Philip Bobbitt: Occidentalism
Philip Bobbitt, the author of the forthcoming War on Terror, holds the Walker Centennial Chair at the University of Texas Law School; in the NYT (April 4, 2004):
The idea of ''the enemy'' is uncongenial to the countries of the post-cold-war West, countries that until recently believed they had no natural predators. Two new titles address the post-Sept. 11 recognition that we do indeed have enemies in the world.
Ian Buruma and Avishai Margalit's book ''Occidentalism: The West in the Eyes of Its Enemies'' is written against the backdrop of the late Edward Said's influential work ''Orientalism.'' Said drew attention to the West's elaborately constructed accounts of an exotic East, and to the grotesque generalizations of the many writers who depicted an Orient where life was cheap, the mentality inscrutable and people were either hopelessly passive or irrationally volatile.
As Said noted in one of his last essays, however, many in the Middle East had themselves ''slipped into an easy anti-Americanism that shows little understanding of what the U.S. is really like as a society.'' They had adopted their own kind of overgeneralizations about ''the Other,'' the West of the East. Buruma, a noted British journalist, and Margalit, a professor of philosophy at Hebrew University, call this ''Occidentalism,'' and in their fine book they show that although such an image serves the purpose of militant Islamism, its history is far older than Al Qaeda and its influence far wider than Asia.
Occidentalism consists of a complex of assumptions about Western culture -- that it is arrogant, materialistic, secular, superficial and rootless, and that the United States, against which such charges are scarcely without foundation, is its chief representative. The authors discover the origin of this stereotype not in the East, however, but in the reaction of elements within the West itself to the universalist ideals of the Enlightenment, a reaction that then spread to non-Western societies.
This claim is the most ambitious and impressive aspect of ''Occidentalism,'' and yet as an argument it surely needs further development. Heidegger, Pol Pot and Mao Zedong may all have despised the cosmopolitan city, with its political corruption, loose sexual mores and commercialized glamour. Solzhenitsyn, Osama bin Laden and Herder may all have preached against sterile rationalism and the instrumental, secular view of life. But it is unpersuasive to locate the universalizing goals of Maoism in the ideas of the supremely localist Counter-Enlightenment, and just as unpersuasive to link the blood-and-culture movements of the Counter-Enlightenment to radical, global Islam. Buruma and Margalit are on firmer ground when they show that all these elements are united in their portrayal of the cowardly West as so weakened by its addiction to material pleasures that it is unable to make the sacrifices necessary for its own defense.
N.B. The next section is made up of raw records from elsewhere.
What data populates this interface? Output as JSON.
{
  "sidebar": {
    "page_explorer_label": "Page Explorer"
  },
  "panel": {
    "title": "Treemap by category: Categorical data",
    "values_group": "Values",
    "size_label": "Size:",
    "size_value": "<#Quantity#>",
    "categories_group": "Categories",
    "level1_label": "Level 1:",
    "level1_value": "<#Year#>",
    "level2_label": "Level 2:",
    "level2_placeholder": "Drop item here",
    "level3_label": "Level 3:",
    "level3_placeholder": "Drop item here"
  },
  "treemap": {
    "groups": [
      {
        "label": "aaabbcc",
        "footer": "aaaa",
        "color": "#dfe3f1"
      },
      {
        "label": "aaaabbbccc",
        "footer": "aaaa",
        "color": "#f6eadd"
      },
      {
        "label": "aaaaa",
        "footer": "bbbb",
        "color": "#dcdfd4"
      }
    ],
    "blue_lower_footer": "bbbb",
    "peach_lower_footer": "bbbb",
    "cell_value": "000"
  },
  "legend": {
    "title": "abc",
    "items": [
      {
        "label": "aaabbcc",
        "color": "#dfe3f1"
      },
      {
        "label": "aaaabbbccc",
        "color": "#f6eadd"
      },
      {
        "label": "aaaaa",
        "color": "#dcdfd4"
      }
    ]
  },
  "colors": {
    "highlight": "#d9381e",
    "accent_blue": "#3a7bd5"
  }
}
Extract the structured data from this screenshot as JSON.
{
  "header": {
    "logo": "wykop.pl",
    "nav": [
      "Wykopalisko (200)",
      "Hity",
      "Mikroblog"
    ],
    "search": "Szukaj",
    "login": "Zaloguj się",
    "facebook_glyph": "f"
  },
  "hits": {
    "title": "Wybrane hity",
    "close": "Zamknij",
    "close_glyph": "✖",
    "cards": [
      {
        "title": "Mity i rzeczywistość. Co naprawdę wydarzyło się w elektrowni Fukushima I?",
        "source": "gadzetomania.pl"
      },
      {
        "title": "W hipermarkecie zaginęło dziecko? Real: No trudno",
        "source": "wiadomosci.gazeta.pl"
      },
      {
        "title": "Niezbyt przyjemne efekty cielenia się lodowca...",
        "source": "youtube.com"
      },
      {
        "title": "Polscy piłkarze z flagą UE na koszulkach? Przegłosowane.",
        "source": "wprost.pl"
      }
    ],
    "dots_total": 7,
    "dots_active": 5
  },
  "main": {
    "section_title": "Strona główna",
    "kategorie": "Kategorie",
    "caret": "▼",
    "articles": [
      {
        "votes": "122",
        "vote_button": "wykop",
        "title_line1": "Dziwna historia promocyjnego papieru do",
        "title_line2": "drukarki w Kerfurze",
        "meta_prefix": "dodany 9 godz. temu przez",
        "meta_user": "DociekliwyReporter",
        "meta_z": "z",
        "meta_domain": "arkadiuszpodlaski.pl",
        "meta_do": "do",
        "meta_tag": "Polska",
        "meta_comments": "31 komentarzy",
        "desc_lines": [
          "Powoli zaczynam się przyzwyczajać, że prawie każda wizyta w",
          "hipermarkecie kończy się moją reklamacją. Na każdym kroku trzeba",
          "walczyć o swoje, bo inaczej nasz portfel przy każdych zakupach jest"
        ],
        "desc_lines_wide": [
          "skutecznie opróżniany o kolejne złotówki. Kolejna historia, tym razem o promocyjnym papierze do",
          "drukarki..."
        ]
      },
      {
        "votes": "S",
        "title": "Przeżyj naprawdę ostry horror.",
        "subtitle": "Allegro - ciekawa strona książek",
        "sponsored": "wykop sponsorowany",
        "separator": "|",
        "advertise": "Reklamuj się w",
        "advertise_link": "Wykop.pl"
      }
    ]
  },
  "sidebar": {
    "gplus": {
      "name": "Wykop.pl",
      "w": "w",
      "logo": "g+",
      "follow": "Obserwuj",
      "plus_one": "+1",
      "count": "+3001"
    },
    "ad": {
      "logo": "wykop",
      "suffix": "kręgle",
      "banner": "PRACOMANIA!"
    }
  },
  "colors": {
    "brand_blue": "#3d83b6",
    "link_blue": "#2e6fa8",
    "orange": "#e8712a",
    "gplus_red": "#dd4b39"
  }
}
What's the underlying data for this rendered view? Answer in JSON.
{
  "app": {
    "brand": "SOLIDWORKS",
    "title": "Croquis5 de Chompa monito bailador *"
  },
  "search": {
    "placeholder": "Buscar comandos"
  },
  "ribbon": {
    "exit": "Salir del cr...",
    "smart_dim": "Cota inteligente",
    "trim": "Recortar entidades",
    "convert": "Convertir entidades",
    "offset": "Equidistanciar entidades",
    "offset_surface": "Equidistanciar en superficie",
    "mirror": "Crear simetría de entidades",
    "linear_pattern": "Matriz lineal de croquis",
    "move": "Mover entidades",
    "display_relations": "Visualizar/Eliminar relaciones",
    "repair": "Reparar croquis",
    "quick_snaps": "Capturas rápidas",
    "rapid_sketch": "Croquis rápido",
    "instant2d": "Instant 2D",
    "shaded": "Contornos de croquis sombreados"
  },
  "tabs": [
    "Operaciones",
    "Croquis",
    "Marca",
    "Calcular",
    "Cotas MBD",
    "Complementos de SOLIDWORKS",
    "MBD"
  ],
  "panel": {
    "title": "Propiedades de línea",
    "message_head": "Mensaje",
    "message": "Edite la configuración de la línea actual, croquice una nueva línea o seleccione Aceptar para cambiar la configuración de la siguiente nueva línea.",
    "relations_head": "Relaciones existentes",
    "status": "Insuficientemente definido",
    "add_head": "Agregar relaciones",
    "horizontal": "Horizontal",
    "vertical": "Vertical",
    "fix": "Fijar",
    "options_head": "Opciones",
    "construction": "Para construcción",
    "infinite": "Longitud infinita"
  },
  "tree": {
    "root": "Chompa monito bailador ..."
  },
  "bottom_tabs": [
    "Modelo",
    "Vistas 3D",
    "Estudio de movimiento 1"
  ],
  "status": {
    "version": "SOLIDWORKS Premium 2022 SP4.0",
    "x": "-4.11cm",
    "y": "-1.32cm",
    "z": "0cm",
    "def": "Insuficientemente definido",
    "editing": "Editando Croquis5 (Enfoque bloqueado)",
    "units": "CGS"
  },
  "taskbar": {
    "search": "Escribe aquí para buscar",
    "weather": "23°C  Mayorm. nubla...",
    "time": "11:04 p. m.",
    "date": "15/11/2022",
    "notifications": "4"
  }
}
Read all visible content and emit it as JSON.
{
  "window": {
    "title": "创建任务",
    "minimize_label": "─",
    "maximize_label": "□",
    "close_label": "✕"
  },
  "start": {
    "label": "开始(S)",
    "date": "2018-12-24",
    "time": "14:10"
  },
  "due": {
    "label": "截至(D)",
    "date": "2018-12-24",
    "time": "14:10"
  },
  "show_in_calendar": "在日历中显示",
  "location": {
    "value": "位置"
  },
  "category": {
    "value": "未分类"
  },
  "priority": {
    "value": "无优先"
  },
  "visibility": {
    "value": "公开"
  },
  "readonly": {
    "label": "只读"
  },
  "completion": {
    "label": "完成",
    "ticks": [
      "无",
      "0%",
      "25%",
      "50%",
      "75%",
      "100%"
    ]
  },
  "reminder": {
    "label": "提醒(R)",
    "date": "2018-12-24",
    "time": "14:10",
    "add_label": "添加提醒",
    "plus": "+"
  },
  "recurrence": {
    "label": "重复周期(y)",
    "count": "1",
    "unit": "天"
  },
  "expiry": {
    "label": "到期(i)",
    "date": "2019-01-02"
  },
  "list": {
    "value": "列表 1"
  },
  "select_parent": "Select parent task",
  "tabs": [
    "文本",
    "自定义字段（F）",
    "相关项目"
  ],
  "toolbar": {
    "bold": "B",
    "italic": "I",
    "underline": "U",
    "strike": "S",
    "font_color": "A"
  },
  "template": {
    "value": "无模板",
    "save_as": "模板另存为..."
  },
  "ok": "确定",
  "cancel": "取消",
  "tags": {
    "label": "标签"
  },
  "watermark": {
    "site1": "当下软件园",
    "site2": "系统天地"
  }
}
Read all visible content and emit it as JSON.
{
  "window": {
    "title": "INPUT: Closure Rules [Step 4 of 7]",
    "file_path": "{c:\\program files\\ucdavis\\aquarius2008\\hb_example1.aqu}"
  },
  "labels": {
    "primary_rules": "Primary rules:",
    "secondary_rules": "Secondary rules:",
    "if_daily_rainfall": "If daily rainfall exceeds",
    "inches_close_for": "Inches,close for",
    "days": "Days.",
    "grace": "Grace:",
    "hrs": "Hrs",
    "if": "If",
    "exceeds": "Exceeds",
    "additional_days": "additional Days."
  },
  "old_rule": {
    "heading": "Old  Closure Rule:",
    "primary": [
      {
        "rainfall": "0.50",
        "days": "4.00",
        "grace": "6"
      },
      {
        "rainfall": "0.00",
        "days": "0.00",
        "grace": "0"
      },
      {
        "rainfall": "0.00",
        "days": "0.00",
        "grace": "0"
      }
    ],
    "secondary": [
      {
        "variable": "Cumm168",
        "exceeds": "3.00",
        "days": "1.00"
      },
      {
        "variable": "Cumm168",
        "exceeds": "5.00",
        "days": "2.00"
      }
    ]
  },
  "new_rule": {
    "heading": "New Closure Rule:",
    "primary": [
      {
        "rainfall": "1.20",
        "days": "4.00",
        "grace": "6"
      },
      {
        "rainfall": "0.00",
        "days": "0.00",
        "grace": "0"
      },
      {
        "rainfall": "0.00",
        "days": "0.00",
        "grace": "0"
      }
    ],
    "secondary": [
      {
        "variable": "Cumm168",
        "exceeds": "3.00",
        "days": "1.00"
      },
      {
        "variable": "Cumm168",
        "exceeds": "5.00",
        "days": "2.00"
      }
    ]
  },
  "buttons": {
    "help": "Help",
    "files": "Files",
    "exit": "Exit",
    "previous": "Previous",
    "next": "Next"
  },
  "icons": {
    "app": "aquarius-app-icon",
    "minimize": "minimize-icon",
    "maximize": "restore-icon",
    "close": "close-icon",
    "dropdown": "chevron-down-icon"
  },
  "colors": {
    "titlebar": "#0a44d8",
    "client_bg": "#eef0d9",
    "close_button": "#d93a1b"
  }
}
If Occidentalism can be found in the minds of Al Qaeda's supporters, it also makes an appearance in the writings of some of the West's defenders, like Lee Harris, the author of ''Civilization and Its Enemies: The Next Stage of History.'' The title of this work brings to mind classic predecessors: Freud's ''Civilization and Its Discontents'' and Karl Popper's ''Open Society and Its Enemies.'' Unlike Buruma and Margalit, Harris does not strive to complement earlier work so much as to extend it to the contemporary political scene. Bin Laden, the Palestine Liberation Organization and the Iraq of Saddam Hussein are treated to a socio-psychological critique that would not be out of place in a Freudian analysis of a family: by bestowing unearned wealth, status and even statehood on certain groups, Harris argues, the West has encouraged their ''fantasy ideologies,'' which intoxicate and decivilize them. As a consequence, we face antagonists who, regardless of our attempts to placate them, have made us their enemies for no other reason than that they profoundly wish to be our enemies. Because we do not appreciate this dynamic, we persist in trying to propitiate rather than confront them.
Much as Popper once attacked illiberal dogmatism, Harris now reproves the liberal West. In its complacency and comfort, it has forgotten the basis of its own existence -- namely, a ruthlessness that it once practiced. We need, he says, to attend to the lesson of Kurosawa's ''Seven Samurai'' -- that only violent men of honor can save us from the violent thugs who beset us. Unfortunately, he says (in his own display of Occidentalism), we have so debased our virility, our sense of shame and honor, that we risk not being able to produce men who can honorably practice the ruthlessness required to protect our society.